The sound of nearby thunder echoes through the room, close enough that Makoto feels like their bones are shaking.
“Makoto, I’m scared,” Ren whimpers, snuggling up to their sibling’s side.
“It’s okay, Ren,” Makoto whispers, wrapping their little sister in a hug. “It’s okay.”
It’s unusual for there to be thunderstorms in Inazuma that aren’t under Ei-mama’s direct control, Makoto thinks, but on the rare occasions when the Shogun leaves the country for diplomatic purposes the opportunity arises… and this is the first time that their mothers have gone on such a trip without taking Ren, now that Makoto is old enough to help look after her.
This is, Makoto thinks, the first time Ren has ever actually heard thunder. It’s an odd realization, that the daughter of the God of Thunder has never actually encountered it — but Ei usually keeps storms away from Inazuma City.
This is the first time since Ren’s birth that a thunderstorm has blanketed the city, and now Makoto has their little sister sobbing in their arms.
“What is it?” Ren asks.
“It’s called thunder,” Makoto tells her, stroking her hair.
“Thunder?” Ren asks, peering up at Makoto’s face as her tears slow. “Like… Like Ei-mama?”

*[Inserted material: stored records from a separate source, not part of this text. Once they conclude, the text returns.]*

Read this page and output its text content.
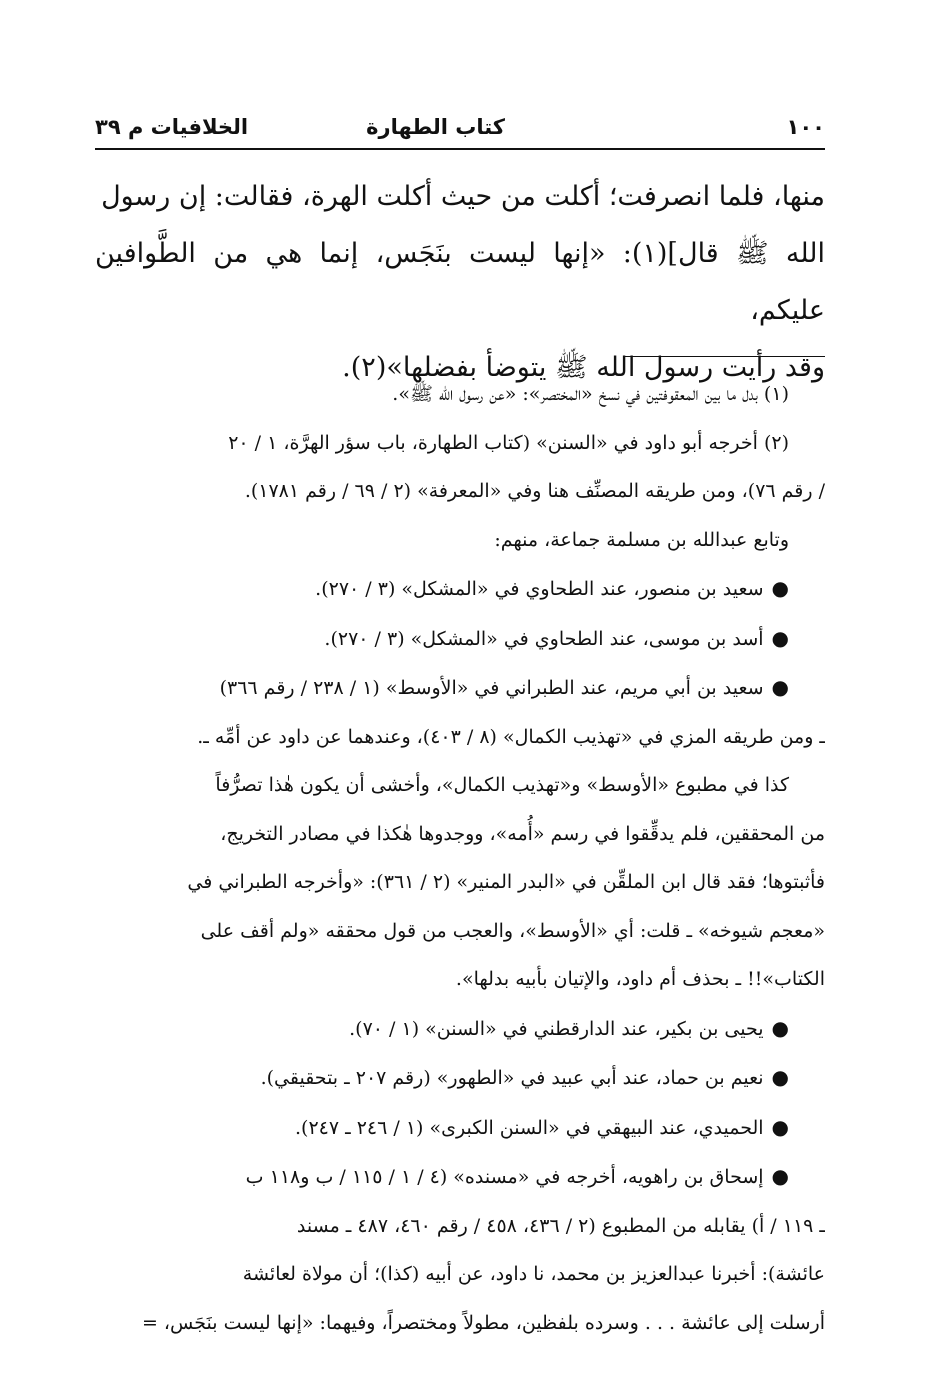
١٠٠
كتاب الطهارة
الخلافيات م ٣٩

منها، فلما انصرفت؛ أكلت من حيث أكلت الهرة، فقالت: إن رسول

الله ﷺ قال](١): «إنها ليست بنَجَس، إنما هي من الطَّوافين عليكم،

وقد رأيت رسول الله ﷺ يتوضأ بفضلها»(٢).

(١) بدل ما بين المعقوفتين في نسخ «المختصر»: «عن رسول الله ﷺ».

(٢) أخرجه أبو داود في «السنن» (كتاب الطهارة، باب سؤر الهرَّة، ١ / ٢٠

/ رقم ٧٦)، ومن طريقه المصنِّف هنا وفي «المعرفة» (٢ / ٦٩ / رقم ١٧٨١).

وتابع عبدالله بن مسلمة جماعة، منهم:

●سعيد بن منصور، عند الطحاوي في «المشكل» (٣ / ٢٧٠).

●أسد بن موسى، عند الطحاوي في «المشكل» (٣ / ٢٧٠).

●سعيد بن أبي مريم، عند الطبراني في «الأوسط» (١ / ٢٣٨ / رقم ٣٦٦)

ـ ومن طريقه المزي في «تهذيب الكمال» (٨ / ٤٠٣)، وعندهما عن داود عن أمِّه ـ.

كذا في مطبوع «الأوسط» و«تهذيب الكمال»، وأخشى أن يكون هٰذا تصرُّفاً

من المحققين، فلم يدقِّقوا في رسم «أُمه»، ووجدوها هٰكذا في مصادر التخريج،

فأثبتوها؛ فقد قال ابن الملقِّن في «البدر المنير» (٢ / ٣٦١): «وأخرجه الطبراني في

«معجم شيوخه» ـ قلت: أي «الأوسط»، والعجب من قول محققه «ولم أقف على

الكتاب»!! ـ بحذف أم داود، والإتيان بأبيه بدلها».

●يحيى بن بكير، عند الدارقطني في «السنن» (١ / ٧٠).

●نعيم بن حماد، عند أبي عبيد في «الطهور» (رقم ٢٠٧ ـ بتحقيقي).

●الحميدي، عند البيهقي في «السنن الكبرى» (١ / ٢٤٦ ـ ٢٤٧).

●إسحاق بن راهويه، أخرجه في «مسنده» (٤ / ١ / ١١٥ / ب و١١٨ ب

ـ ١١٩ / أ) يقابله من المطبوع (٢ / ٤٣٦، ٤٥٨ / رقم ٤٦٠، ٤٨٧ ـ مسند

عائشة): أخبرنا عبدالعزيز بن محمد، نا داود، عن أبيه (كذا)؛ أن مولاة لعائشة

أرسلت إلى عائشة . . . وسرده بلفظين، مطولاً ومختصراً، وفيهما: «إنها ليست بنَجَس، =
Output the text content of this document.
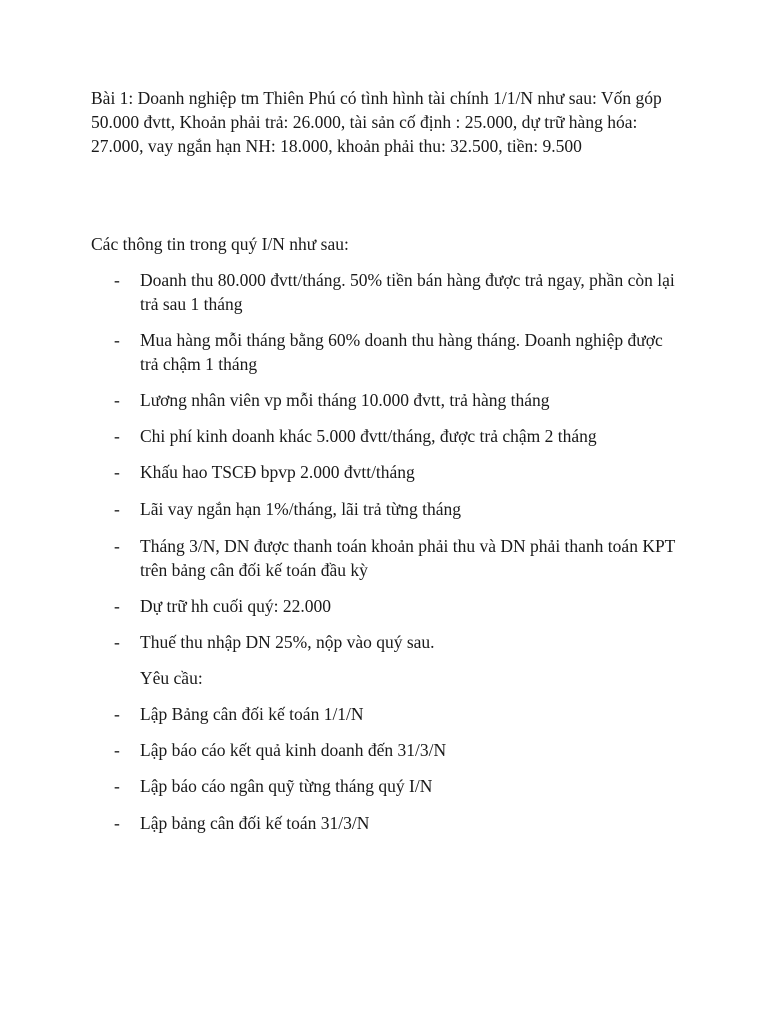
Bài 1: Doanh nghiệp tm Thiên Phú có tình hình tài chính 1/1/N như sau: Vốn góp 50.000 đvtt, Khoản phải trả: 26.000, tài sản cố định : 25.000, dự trữ hàng hóa: 27.000, vay ngắn hạn NH: 18.000, khoản phải thu: 32.500, tiền: 9.500

Các thông tin trong quý I/N như sau:

- Doanh thu 80.000 đvtt/tháng. 50% tiền bán hàng được trả ngay, phần còn lại trả sau 1 tháng
- Mua hàng mỗi tháng bằng 60% doanh thu hàng tháng. Doanh nghiệp được trả chậm 1 tháng
- Lương nhân viên vp mỗi tháng 10.000 đvtt, trả hàng tháng
- Chi phí kinh doanh khác 5.000 đvtt/tháng, được trả chậm 2 tháng
- Khấu hao TSCĐ bpvp 2.000 đvtt/tháng
- Lãi vay ngắn hạn 1%/tháng, lãi trả từng tháng
- Tháng 3/N, DN được thanh toán khoản phải thu và DN phải thanh toán KPT trên bảng cân đối kế toán đầu kỳ
- Dự trữ hh cuối quý: 22.000
- Thuế thu nhập DN 25%, nộp vào quý sau.

Yêu cầu:

- Lập Bảng cân đối kế toán 1/1/N
- Lập báo cáo kết quả kinh doanh đến 31/3/N
- Lập báo cáo ngân quỹ từng tháng quý I/N
- Lập bảng cân đối kế toán 31/3/N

“Exactly like Ei-mama,” Makoto says. They kiss Ren’s forehead and smile at her. “Ei-mama is the God of Thunder. You can think of it like her voice — maybe if you listen closely enough to it, you can hear what she’s saying.”
“Can you understand her?” Ren asks, eyes wide.

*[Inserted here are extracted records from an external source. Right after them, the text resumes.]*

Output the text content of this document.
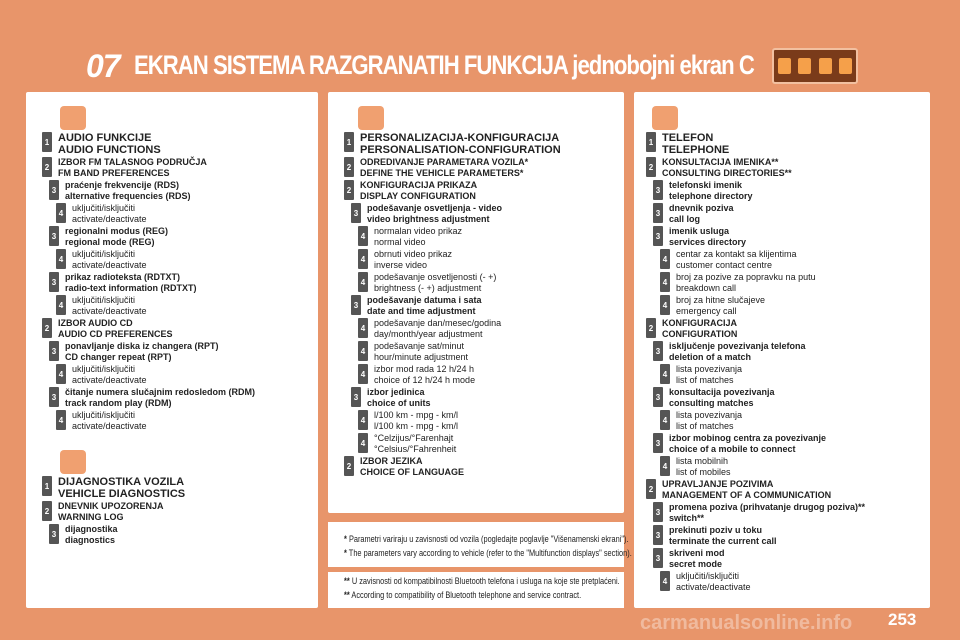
07 EKRAN SISTEMA RAZGRANATIH FUNKCIJA jednobojni ekran C
1 AUDIO FUNKCIJE
AUDIO FUNCTIONS
2 IZBOR FM TALASNOG PODRUČJA
FM BAND PREFERENCES
3 praćenje frekvencije (RDS)
alternative frequencies (RDS)
4 uključiti/isključiti
activate/deactivate
3 regionalni modus (REG)
regional mode (REG)
4 uključiti/isključiti
activate/deactivate
3 prikaz radioteksta (RDTXT)
radio-text information (RDTXT)
4 uključiti/isključiti
activate/deactivate
2 IZBOR AUDIO CD
AUDIO CD PREFERENCES
3 ponavljanje diska iz changera (RPT)
CD changer repeat (RPT)
4 uključiti/isključiti
activate/deactivate
3 čitanje numera slučajnim redosledom (RDM)
track random play (RDM)
4 uključiti/isključiti
activate/deactivate
1 DIJAGNOSTIKA VOZILA
VEHICLE DIAGNOSTICS
2 DNEVNIK UPOZORENJA
WARNING LOG
3 dijagnostika
diagnostics
1 PERSONALIZACIJA-KONFIGURACIJA
PERSONALISATION-CONFIGURATION
2 ODREDIVANJE PARAMETARA VOZILA*
DEFINE THE VEHICLE PARAMETERS*
2 KONFIGURACIJA PRIKAZA
DISPLAY CONFIGURATION
3 podešavanje osvetljenja - video
video brightness adjustment
4 normalan video prikaz
normal video
4 obrnuti video prikaz
inverse video
4 podešavanje osvetljenosti (- +)
brightness (- +) adjustment
3 podešavanje datuma i sata
date and time adjustment
4 podešavanje dan/mesec/godina
day/month/year adjustment
4 podešavanje sat/minut
hour/minute adjustment
4 izbor mod rada 12 h/24 h
choice of 12 h/24 h mode
3 izbor jedinica
choice of units
4 l/100 km - mpg - km/l
l/100 km - mpg - km/l
4 °Celzijus/°Farenhajt
°Celsius/°Fahrenheit
2 IZBOR JEZIKA
CHOICE OF LANGUAGE
1 TELEFON
TELEPHONE
2 KONSULTACIJA IMENIKA**
CONSULTING DIRECTORIES**
3 telefonski imenik
telephone directory
3 dnevnik poziva
call log
3 imenik usluga
services directory
4 centar za kontakt sa klijentima
customer contact centre
4 broj za pozive za popravku na putu
breakdown call
4 broj za hitne slučajeve
emergency call
2 KONFIGURACIJA
CONFIGURATION
3 isključenje povezivanja telefona
deletion of a match
4 lista povezivanja
list of matches
3 konsultacija povezivanja
consulting matches
4 lista povezivanja
list of matches
3 izbor mobinog centra za povezivanje
choice of a mobile to connect
4 lista mobilnih
list of mobiles
2 UPRAVLJANJE POZIVIMA
MANAGEMENT OF A COMMUNICATION
3 promena poziva (prihvatanje drugog poziva)**
switch**
3 prekinuti poziv u toku
terminate the current call
3 skriveni mod
secret mode
4 uključiti/isključiti
activate/deactivate
* Parametri variraju u zavisnosti od vozila (pogledajte poglavlje "Višenamenski ekrani").
* The parameters vary according to vehicle (refer to the "Multifunction displays" section).
** U zavisnosti od kompatibilnosti Bluetooth telefona i usluga na koje ste pretplaćeni.
** According to compatibility of Bluetooth telephone and service contract.
carmanualsonline.info 253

“I can,” Makoto says. “Do you want me to tell you what she was saying with that last one?”
Ren nods eagerly, the fear in her eyes not gone, but lessened.

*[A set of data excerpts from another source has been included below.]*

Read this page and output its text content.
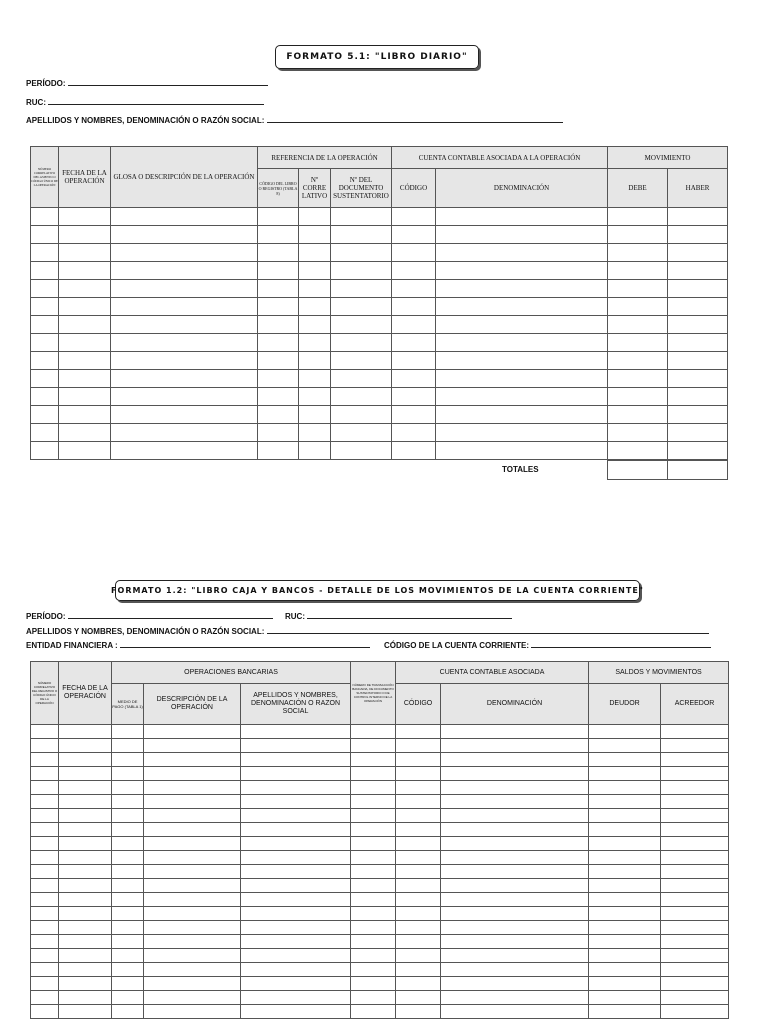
FORMATO 5.1: "LIBRO DIARIO"
PERÍODO:
RUC:
APELLIDOS Y NOMBRES, DENOMINACIÓN O RAZÓN SOCIAL:
NÚMERO CORRELATIVO DEL ASIENTO O CÓDIGO ÚNICO DE LA OPERACIÓN	FECHA DE LA OPERACIÓN	GLOSA O DESCRIPCIÓN DE LA OPERACIÓN	REFERENCIA DE LA OPERACIÓN			CUENTA CONTABLE ASOCIADA A LA OPERACIÓN		MOVIMIENTO	
			CÓDIGO DEL LIBRO O REGISTRO (TABLA 8)	Nº CORRE LATIVO	Nº DEL DOCUMENTO SUSTENTATORIO	CÓDIGO	DENOMINACIÓN	DEBE	HABER

TOTALES

FORMATO 1.2: "LIBRO CAJA Y BANCOS - DETALLE DE LOS MOVIMIENTOS DE LA CUENTA CORRIENTE"
PERÍODO:	RUC:
APELLIDOS Y NOMBRES, DENOMINACIÓN O RAZÓN SOCIAL:
ENTIDAD FINANCIERA :	CÓDIGO DE LA CUENTA CORRIENTE:
NÚMERO CORRELATIVO DEL REGISTRO O CÓDIGO ÚNICO DE LA OPERACIÓN	FECHA DE LA OPERACIÓN	OPERACIONES BANCARIAS			NÚMERO DE TRANSACCIÓN BANCARIA, DE DOCUMENTO SUSTENTATORIO O DE CONTROL INTERNO DE LA OPERACIÓN	CUENTA CONTABLE ASOCIADA		SALDOS Y MOVIMIENTOS	
		MEDIO DE PAGO (TABLA 1)	DESCRIPCIÓN DE LA OPERACIÓN	APELLIDOS Y NOMBRES, DENOMINACIÓN O RAZON SOCIAL		CÓDIGO	DENOMINACIÓN	DEUDOR	ACREEDOR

“‘I love you, Ren,’” Makoto says. “‘I love you, Makoto. I miss you, and I’ll be home as soon as I can.’”
Ren buries her face in Makoto’s neck, and Makoto can feel tears against their skin.
“I miss Ei-mama, too,” Ren mumbles. “And Miko-mama, and Kokomi-mama. They’ve been gone for a week, Makoto…”
“They’ll be home soon,” Makoto promises, stroking their sister’s back. “Their trip is only supposed to last ten days. And they’re thinking about us and wishing they were here, you know?”
“Uh-huh,” Ren agrees, nodding against Makoto. “You said Ei-mama just said that…”
“She did,” Makoto confirms.
It’s… not true, exactly, and Makoto feels a little bad about making things up… but thunder is Ei-mama’s, and they know that the feelings they’re ascribing to their mother are real. Ei-mama loves them, and no doubt misses them terribly.
So it’s true enough.
Makoto misses their mothers too, but having Ren around is like a reminder of them. Ren has Ei-mama’s purple hair but with Kokomi-mama-pink edges, just like Kokomi-mama’s hair… though she likes keeping it extremely short, unlike any of their mothers. She’s got Kokomi-mama’s eyes, and while her face has some of Ei-mama’s sharpness it’s got a softness that could only have come from Kokomi-mama. She’s quiet in a way that Makoto has learned resembles a younger Ei-mama and spends most of her time reading or practicing with a sword or naginata, so in hobbies she’s most like Ei-mama… but she also displays Kokomi-mama’s wisdom much more frequently than Ei-mama’s silliness.
All Makoto has to do to remember Ei-mama or Kokomi-mama is look at Ren, and all they have to do to remember Miko-mama is look in a mirror.
And when they’re really lonely, like they have been this week…
Makoto loves the sound of thunder. They haven’t heard it in years, not since Miko-mama took them on a trip to Seirai Island to let them hear it and explain what it is and how Ei-mama rules it. Ren, Makoto thinks, never had a trip like that.
“Don’t be afraid of the thunder,” Makoto whispers, nuzzling Ren. “Ei-mama would never let the lightning hurt us. I promise.”
“Thank you, Makoto,” Ren mumbles. “I love you…”
Makoto smiles down at their little sister as she drifts off to sleep.
“I love you too, Ren,” they whisper. “So much. Sweet dreams.”